At this point, it’s safe to say that Indianapolis has this whole Final Four thing down. The city hosted college basketball’s grandest stage for the seventh time this past weekend, including the second time at Lucas Oil Stadium.
Indy first hosted the event in 1980 and later in 1991, 1997, 2000, 2006 and 2010. It is also slated to host in 2021.
The locals probably aren’t mad about it.
“I was talking to the mayor, (and) he’s really excited about the $100 million of economic impact here,” Sports Business Insider Rick Horrow said on CBS Sports Radio’s Ferrall on the Bench. “He brokered a deal where this whole religious-discrimination law issue is probably a non-entity. It’s got to be. Kind of like the Super Bowl years ago in Phoenix. You don’t screw around with a major sporting event. You get it delayed and you get the $100 million going elsewhere. This is amazing because Wisconsin fans came in in droves today. They’re only five hours from Madison. Duke fans were pretty loyal anyway. Kentucky and Michigan State, they’re out of here.
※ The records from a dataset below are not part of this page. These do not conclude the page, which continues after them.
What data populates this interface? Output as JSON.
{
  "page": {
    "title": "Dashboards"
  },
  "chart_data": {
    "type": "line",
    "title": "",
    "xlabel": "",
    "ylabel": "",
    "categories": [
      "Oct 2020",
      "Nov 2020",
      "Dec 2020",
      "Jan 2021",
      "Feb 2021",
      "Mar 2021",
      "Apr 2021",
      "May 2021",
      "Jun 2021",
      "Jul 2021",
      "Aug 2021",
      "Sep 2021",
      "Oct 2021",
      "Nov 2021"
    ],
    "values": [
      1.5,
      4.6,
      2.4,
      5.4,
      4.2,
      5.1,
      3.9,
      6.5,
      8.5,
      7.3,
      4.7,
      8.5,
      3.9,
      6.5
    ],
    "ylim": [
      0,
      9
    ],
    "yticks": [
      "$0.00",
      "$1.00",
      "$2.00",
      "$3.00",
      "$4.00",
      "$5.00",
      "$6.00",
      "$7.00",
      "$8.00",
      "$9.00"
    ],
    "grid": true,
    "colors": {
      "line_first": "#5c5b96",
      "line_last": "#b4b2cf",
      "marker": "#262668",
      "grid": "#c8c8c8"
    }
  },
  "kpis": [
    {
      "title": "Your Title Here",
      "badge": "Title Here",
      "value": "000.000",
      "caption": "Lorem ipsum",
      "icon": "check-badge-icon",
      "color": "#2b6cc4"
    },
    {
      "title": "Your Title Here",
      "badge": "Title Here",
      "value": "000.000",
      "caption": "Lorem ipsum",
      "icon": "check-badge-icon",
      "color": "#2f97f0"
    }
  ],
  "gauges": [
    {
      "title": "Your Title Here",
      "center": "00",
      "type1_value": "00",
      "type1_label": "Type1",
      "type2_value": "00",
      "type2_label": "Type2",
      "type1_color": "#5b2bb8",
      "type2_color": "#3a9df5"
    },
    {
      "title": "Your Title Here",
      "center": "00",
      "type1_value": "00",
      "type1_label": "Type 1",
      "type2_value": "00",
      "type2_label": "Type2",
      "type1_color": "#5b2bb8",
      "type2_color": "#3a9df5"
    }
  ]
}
My only issue is the guy sitting right in front of me (during the game) is David Robinson, so I can’t see squat.”
Indianapolis is an ideal Final Four host city, with its stadium, bars and restaurants all within walking distance to several downtown hotels. And, for whatever reason, the city tends to give fans instant classics. In 2010, for example, Gordon Hayward almost authored what would have been the greatest moment in sports history, but his half-court heave at the buzzer rimmed out against Duke, giving Mike Krzyzewski his fourth national title.
Krzyzewski, it is worth noting, has won three of his five national titles in Indianapolis, the most recent coming Monday against Wisconsin. The Blue Devils overcame a nine-point deficit in the second half to beat the Badgers, 68-63, as Tyus Jones and reserve Grayson Allen – both freshmen – took control down the stretch. Jones scored 19 of his 23 points after halftime, while Allen went on a personal 8-0 run with Duke trailing and Jahlil Okafor and Justise Winslow on the bench in foul trouble.
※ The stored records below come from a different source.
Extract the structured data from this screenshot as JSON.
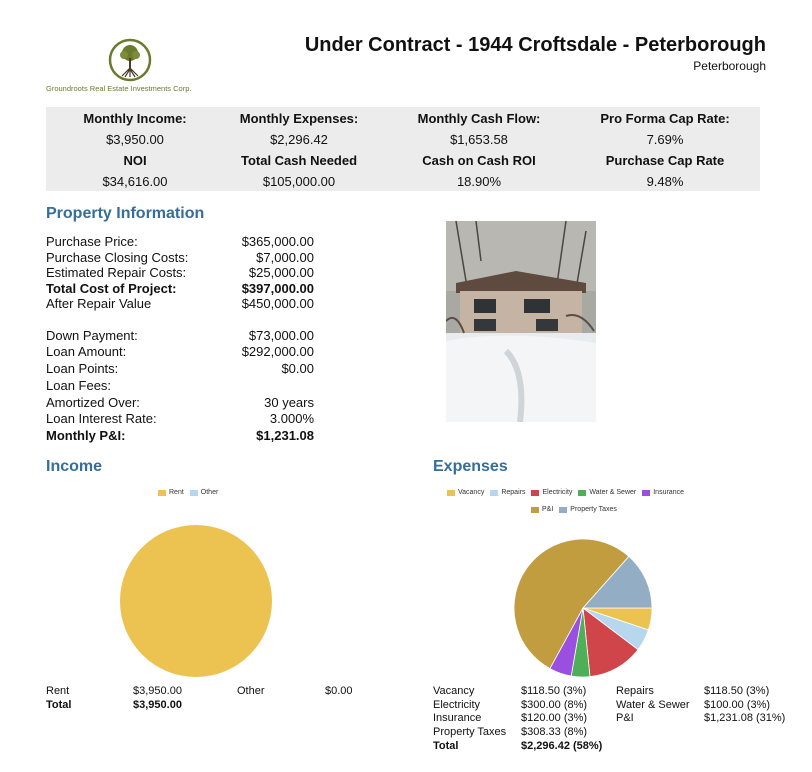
{
  "header": {
    "company": "Groundroots Real Estate Investments Corp.",
    "title": "Under Contract - 1944 Croftsdale - Peterborough",
    "city": "Peterborough"
  },
  "summary": [
    {
      "label": "Monthly Income:",
      "value": "$3,950.00"
    },
    {
      "label": "Monthly Expenses:",
      "value": "$2,296.42"
    },
    {
      "label": "Monthly Cash Flow:",
      "value": "$1,653.58"
    },
    {
      "label": "Pro Forma Cap Rate:",
      "value": "7.69%"
    },
    {
      "label": "NOI",
      "value": "$34,616.00"
    },
    {
      "label": "Total Cash Needed",
      "value": "$105,000.00"
    },
    {
      "label": "Cash on Cash ROI",
      "value": "18.90%"
    },
    {
      "label": "Purchase Cap Rate",
      "value": "9.48%"
    }
  ],
  "property": {
    "heading": "Property Information",
    "rows": [
      {
        "label": "Purchase Price:",
        "value": "$365,000.00"
      },
      {
        "label": "Purchase Closing Costs:",
        "value": "$7,000.00"
      },
      {
        "label": "Estimated Repair Costs:",
        "value": "$25,000.00"
      },
      {
        "label": "Total Cost of Project:",
        "value": "$397,000.00"
      },
      {
        "label": "After Repair Value",
        "value": "$450,000.00"
      },
      {
        "label": "Down Payment:",
        "value": "$73,000.00"
      },
      {
        "label": "Loan Amount:",
        "value": "$292,000.00"
      },
      {
        "label": "Loan Points:",
        "value": "$0.00"
      },
      {
        "label": "Loan Fees:",
        "value": ""
      },
      {
        "label": "Amortized Over:",
        "value": "30 years"
      },
      {
        "label": "Loan Interest Rate:",
        "value": "3.000%"
      },
      {
        "label": "Monthly P&I:",
        "value": "$1,231.08"
      }
    ]
  },
  "income": {
    "heading": "Income",
    "legend": [
      {
        "label": "Rent",
        "color": "#ecc251"
      },
      {
        "label": "Other",
        "color": "#b7d7ef"
      }
    ],
    "table": {
      "rent_label": "Rent",
      "rent_value": "$3,950.00",
      "other_label": "Other",
      "other_value": "$0.00",
      "total_label": "Total",
      "total_value": "$3,950.00"
    }
  },
  "expenses": {
    "heading": "Expenses",
    "legend": [
      {
        "label": "Vacancy",
        "color": "#ecc251"
      },
      {
        "label": "Repairs",
        "color": "#b7d7ef"
      },
      {
        "label": "Electricity",
        "color": "#d0454a"
      },
      {
        "label": "Water & Sewer",
        "color": "#4fae58"
      },
      {
        "label": "Insurance",
        "color": "#9a4fe0"
      },
      {
        "label": "P&I",
        "color": "#c29d3f"
      },
      {
        "label": "Property Taxes",
        "color": "#93aec4"
      }
    ],
    "table": {
      "vacancy_label": "Vacancy",
      "vacancy_value": "$118.50 (3%)",
      "electricity_label": "Electricity",
      "electricity_value": "$300.00 (8%)",
      "insurance_label": "Insurance",
      "insurance_value": "$120.00 (3%)",
      "taxes_label": "Property Taxes",
      "taxes_value": "$308.33 (8%)",
      "total_label": "Total",
      "total_value": "$2,296.42 (58%)",
      "repairs_label": "Repairs",
      "repairs_value": "$118.50 (3%)",
      "water_label": "Water & Sewer",
      "water_value": "$100.00 (3%)",
      "pi_label": "P&I",
      "pi_value": "$1,231.08 (31%)"
    }
  },
  "chart_data": [
    {
      "type": "pie",
      "categories": [
        "Rent",
        "Other"
      ],
      "values": [
        3950.0,
        0.0
      ],
      "colors": [
        "#ecc251",
        "#b7d7ef"
      ],
      "title": "Income",
      "legend": "top"
    },
    {
      "type": "pie",
      "categories": [
        "Vacancy",
        "Repairs",
        "Electricity",
        "Water & Sewer",
        "Insurance",
        "P&I",
        "Property Taxes"
      ],
      "values": [
        118.5,
        118.5,
        300.0,
        100.0,
        120.0,
        1231.08,
        308.33
      ],
      "colors": [
        "#ecc251",
        "#b7d7ef",
        "#d0454a",
        "#4fae58",
        "#9a4fe0",
        "#c29d3f",
        "#93aec4"
      ],
      "title": "Expenses",
      "legend": "top"
    }
  ]
}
Wisconsin shot just 7-of-21 from three-point range – with many of those attempts coming against Duke’s 2-3 zone – but the Badgers got offensive rebound after offensive rebound and converted them into easy put-backs to remain in the game, and, at one point, take control.
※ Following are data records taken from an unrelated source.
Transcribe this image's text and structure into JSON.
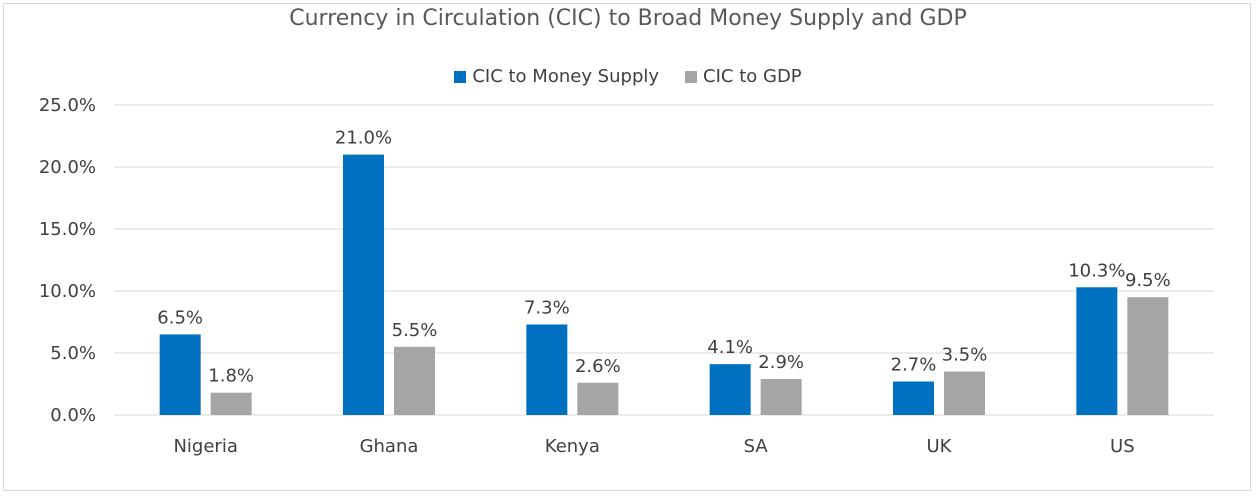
{
  "chart_data": {
    "type": "bar",
    "title": "Currency in Circulation (CIC) to Broad Money Supply and GDP",
    "categories": [
      "Nigeria",
      "Ghana",
      "Kenya",
      "SA",
      "UK",
      "US"
    ],
    "series": [
      {
        "name": "CIC to Money Supply",
        "color": "#0070c0",
        "values": [
          6.5,
          21.0,
          7.3,
          4.1,
          2.7,
          10.3
        ],
        "labels": [
          "6.5%",
          "21.0%",
          "7.3%",
          "4.1%",
          "2.7%",
          "10.3%"
        ]
      },
      {
        "name": "CIC to GDP",
        "color": "#a5a5a5",
        "values": [
          1.8,
          5.5,
          2.6,
          2.9,
          3.5,
          9.5
        ],
        "labels": [
          "1.8%",
          "5.5%",
          "2.6%",
          "2.9%",
          "3.5%",
          "9.5%"
        ]
      }
    ],
    "ylim": [
      0,
      25
    ],
    "yticks": [
      0,
      5,
      10,
      15,
      20,
      25
    ],
    "ytick_labels": [
      "0.0%",
      "5.0%",
      "10.0%",
      "15.0%",
      "20.0%",
      "25.0%"
    ],
    "grid": true,
    "legend_position": "top"
  }
}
“(Krzyzewski) talked to his players, I’m sure, about guarding against three-pointers, (but) when the three-pointers went up, the guys were in transition,” Horrow said. “Well, you got to get the rebounds first.”
In the end, though, Duke pulled away, outscoring Wisconsin by 14 points in the final 13 minutes. For the game, the Blue Devils shot 20 free throws to Wisconsin’s 10 and held the Badgers to 41 percent shooting form the floor – seven percentage points under their season average.
Frank Kaminsky finished with 21 points, 12 rebounds, two assists, one steal and one block, but Sam Dekker – who entered the final shooting 15-of-30 from three-point range in the tournament – shot just 0-of-6 from downtown. He finished with 12 points and eight rebounds.
Krzyzewski’s five national titles trail only John Wooden’s 10. Wisconsin, meanwhile, hasn’t won it all since 1941.